WELLSVILLE - The shale gas industry is good news for the economic revitalization of Columbiana County and for the American economy at large, according to Keith A. Fuller, an executive from Chesapeake Energy, who spoke Thursday afternoon at a luncheon hosted by the Wellsville Area Chamber of Commerce.
The gas and oil industry as a whole has invested nearly $7 billion in the area, Fuller said, which has been transferred to numerous local businesses, to landowners who have leased their property for exploration, and as investments in infrastructure to meet industry needs. He also expounded upon the job-creating benefits of the industry, saying that 410 people across 150 professions are required to bring a single gas well online, a total that doesn't include workers in local stores, restaurants and gas stations that receive more business along the way.
Fuller recounted the news stories from nearly two months ago that reported that the amount of oil produced in America surpassed the amount of oil imported from other countries for the first time since 1949. Five years ago, he said, the thought was of the U.S. running out of natural gas. The ports that were being constructed to accept imported gas from foreign sources are now being converted to ship gas for export overseas.
Keith A. Fuller, director of government affairs and corporate development for Chesapeake Energy, spoke at the Wellsville Area Chamber of Commerce monthly luncheon meeting Thursday afternoon. (Photo by Richard Sberna)
Fuller attempted to correct what he believes are misconceptions about the gas development industry and Chesapeake's role in it. Although the company is responsible for 10 percent of the natural gas produced in the United States, he feels that Chesapeake's presence in the gas field is overestimated by many.
As an exploration and development company, Chesapeake seeks natural gas where it may be located in the region's shale formations and extracts it from the earth. "Our whole goal is to find the resource, to bring that resource up to the surface, and then sell it to market," Fuller said. From there, Chesapeake is not responsible for things such as the price of natural gas supplied by a local utility to homes and businesses.
Neither do companies like Chesapeake play a part in midstream activities, such as pipeline transport of gas, and downstream processing of the raw gas, as will take place in the Utica East Ohio cryogenic processing plant currently being constructed in Kensington. Fuller explained that Chesapeake is involved solely in an upstream role of extraction. "We are dealing with pulling out of the reservoir the fossil fuels that we use - mostly natural gas - up to the surface, and that's it," he said.

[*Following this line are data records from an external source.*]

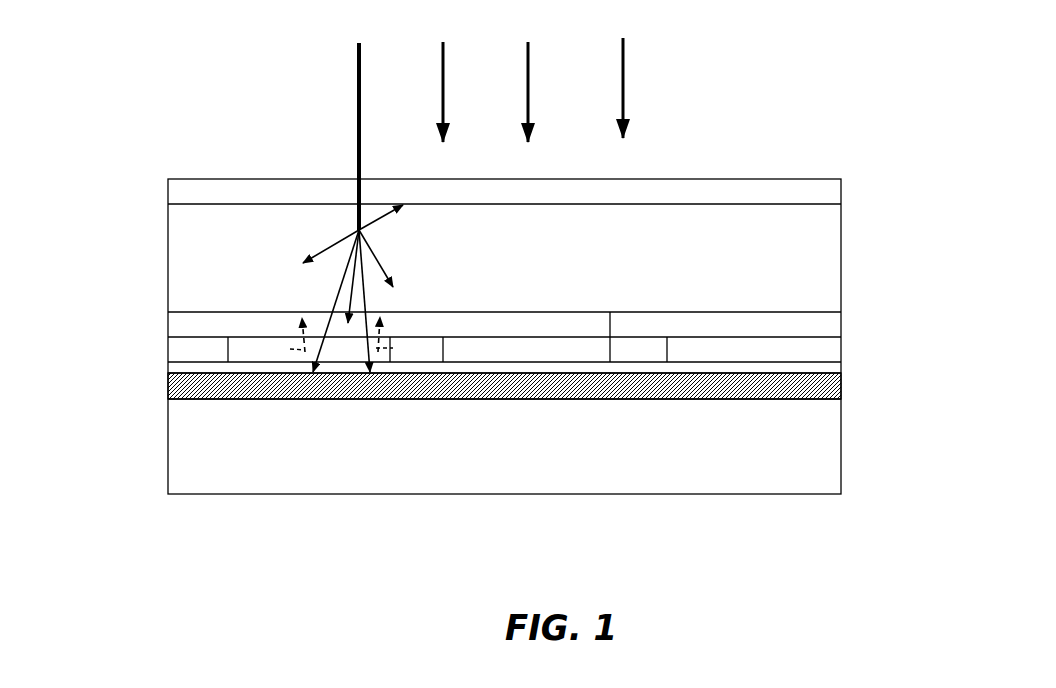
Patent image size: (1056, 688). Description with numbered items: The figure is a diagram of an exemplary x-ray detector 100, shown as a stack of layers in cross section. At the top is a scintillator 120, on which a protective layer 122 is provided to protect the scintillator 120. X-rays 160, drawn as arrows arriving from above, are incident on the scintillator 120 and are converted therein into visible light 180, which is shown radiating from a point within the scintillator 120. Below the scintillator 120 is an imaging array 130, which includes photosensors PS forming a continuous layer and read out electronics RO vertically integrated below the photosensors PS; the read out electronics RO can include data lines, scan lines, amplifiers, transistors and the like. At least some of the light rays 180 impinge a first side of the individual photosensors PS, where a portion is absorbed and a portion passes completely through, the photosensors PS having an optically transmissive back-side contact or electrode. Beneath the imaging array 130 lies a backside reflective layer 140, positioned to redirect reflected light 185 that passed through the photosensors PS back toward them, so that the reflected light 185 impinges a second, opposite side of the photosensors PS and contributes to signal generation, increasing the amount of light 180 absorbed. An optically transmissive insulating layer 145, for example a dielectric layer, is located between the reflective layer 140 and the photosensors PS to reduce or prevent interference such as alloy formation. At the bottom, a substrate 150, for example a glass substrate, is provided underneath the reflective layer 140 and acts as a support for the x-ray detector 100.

The x-ray detector 100 is at (1035, 127).
The scintillator 120 is at (841, 226).
The protective layer 122 is at (841, 190).
The imaging array 130 is at (847, 312).
The reflective layer 140 is at (841, 382).
The optically transmissive insulating layer 145 is at (841, 363).
The substrate 150 is at (841, 420).
The x-rays 160 is at (550, 134).
The visible light 180 is at (416, 288).
The reflected light 185 is at (297, 350).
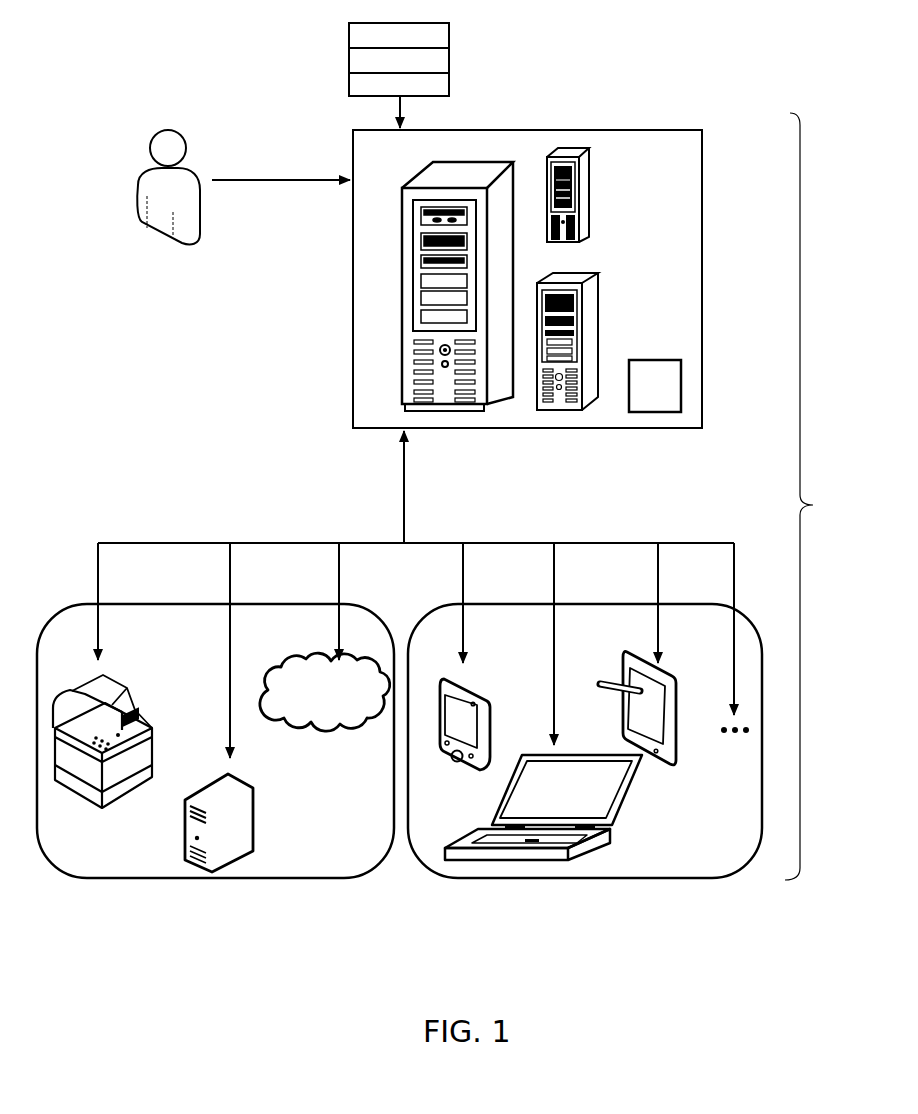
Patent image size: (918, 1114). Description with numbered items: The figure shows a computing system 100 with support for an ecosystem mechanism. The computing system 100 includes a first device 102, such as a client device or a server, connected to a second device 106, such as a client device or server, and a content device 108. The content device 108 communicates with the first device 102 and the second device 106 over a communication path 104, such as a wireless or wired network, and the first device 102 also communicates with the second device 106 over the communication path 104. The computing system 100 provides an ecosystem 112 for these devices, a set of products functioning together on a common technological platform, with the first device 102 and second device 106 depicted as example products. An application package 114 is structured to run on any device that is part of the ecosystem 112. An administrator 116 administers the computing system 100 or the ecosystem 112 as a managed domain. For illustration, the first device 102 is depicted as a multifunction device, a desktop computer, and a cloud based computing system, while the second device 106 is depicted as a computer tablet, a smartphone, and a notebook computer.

The computing system 100 is at (158, 66).
The first device 102 is at (332, 857).
The communication path 104 is at (321, 543).
The second device 106 is at (663, 857).
The content device 108 is at (530, 138).
The ecosystem 112 is at (820, 496).
The application package 114 is at (420, 47).
The administrator 116 is at (155, 202).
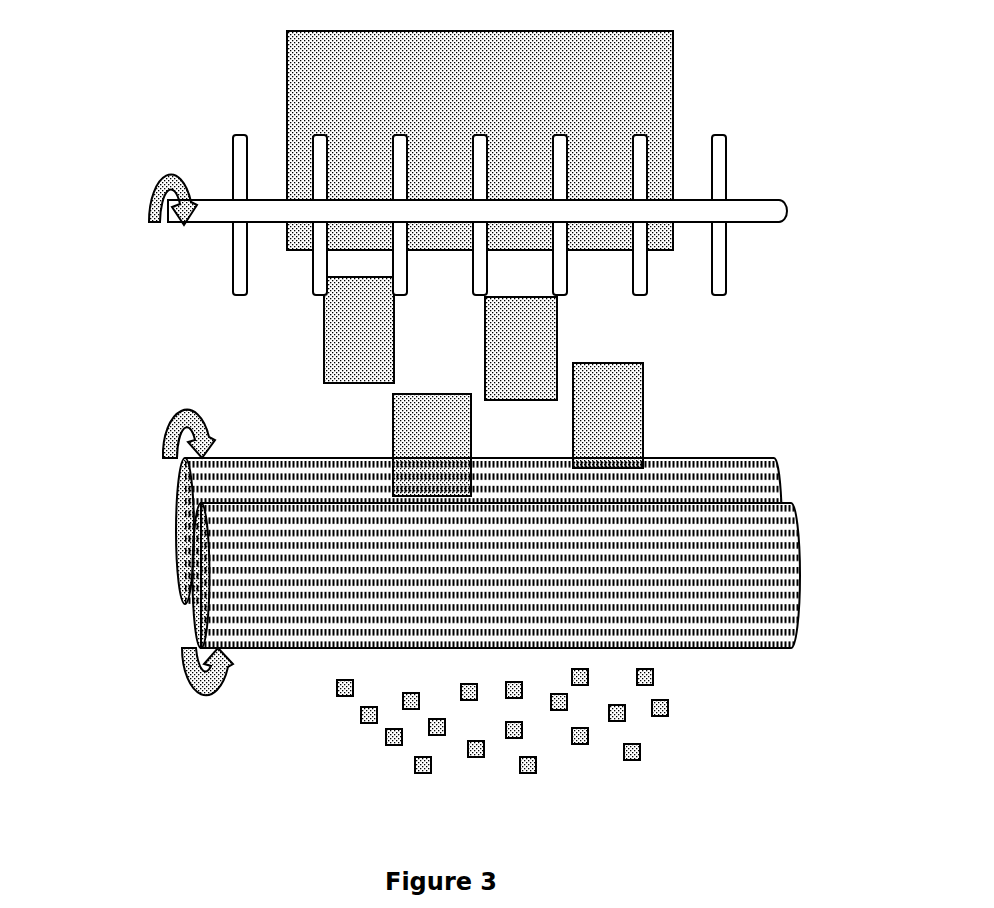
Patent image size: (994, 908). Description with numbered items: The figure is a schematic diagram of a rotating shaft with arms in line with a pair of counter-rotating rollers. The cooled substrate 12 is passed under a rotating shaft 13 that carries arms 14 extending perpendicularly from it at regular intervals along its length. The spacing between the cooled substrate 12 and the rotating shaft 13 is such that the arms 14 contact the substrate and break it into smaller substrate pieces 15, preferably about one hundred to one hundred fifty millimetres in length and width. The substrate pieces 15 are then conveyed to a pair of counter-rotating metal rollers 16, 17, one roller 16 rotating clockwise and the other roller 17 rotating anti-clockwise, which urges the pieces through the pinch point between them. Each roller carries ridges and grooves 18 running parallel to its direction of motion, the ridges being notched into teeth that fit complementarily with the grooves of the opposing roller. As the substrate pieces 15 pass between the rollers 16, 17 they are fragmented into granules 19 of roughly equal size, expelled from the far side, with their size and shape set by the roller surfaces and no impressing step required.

The cooled substrate 12 is at (673, 62).
The rotating shaft 13 is at (760, 197).
The arms 14 is at (232, 132).
The substrate pieces 15 is at (645, 395).
The roller 16 is at (175, 532).
The roller 17 is at (193, 623).
The ridges and grooves 18 is at (728, 487).
The granules 19 is at (383, 738).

Fuller said the Utica shale found locally is exciting because it produces both the "dry" natural gas that most people associate with the resource, and the "wet" gas that is used to produce ethane, butane and propane. Highly valuable and marketable, these are utilized in the making of petrochemicals, plastics and fertilizer.
In addition to its industrial flexibility, Fuller says that the presence of both varieties of gas should make the area more immune to the boom-and-bust cycles that have plagued other areas of gas development. This is because if one sector of market, such as dry gas, experiences a sharp drop in demand, it should leave the demand for wet gas unaffected. Oil is also being located farther west in the state, giving the Utica region a triple-threat benefit.
Assuming that the majority of local wells drilled are productive, Fuller estimates that there will be upwards of 20 years to the industry's presence here. "This isn't going away, this is going to be here," he said.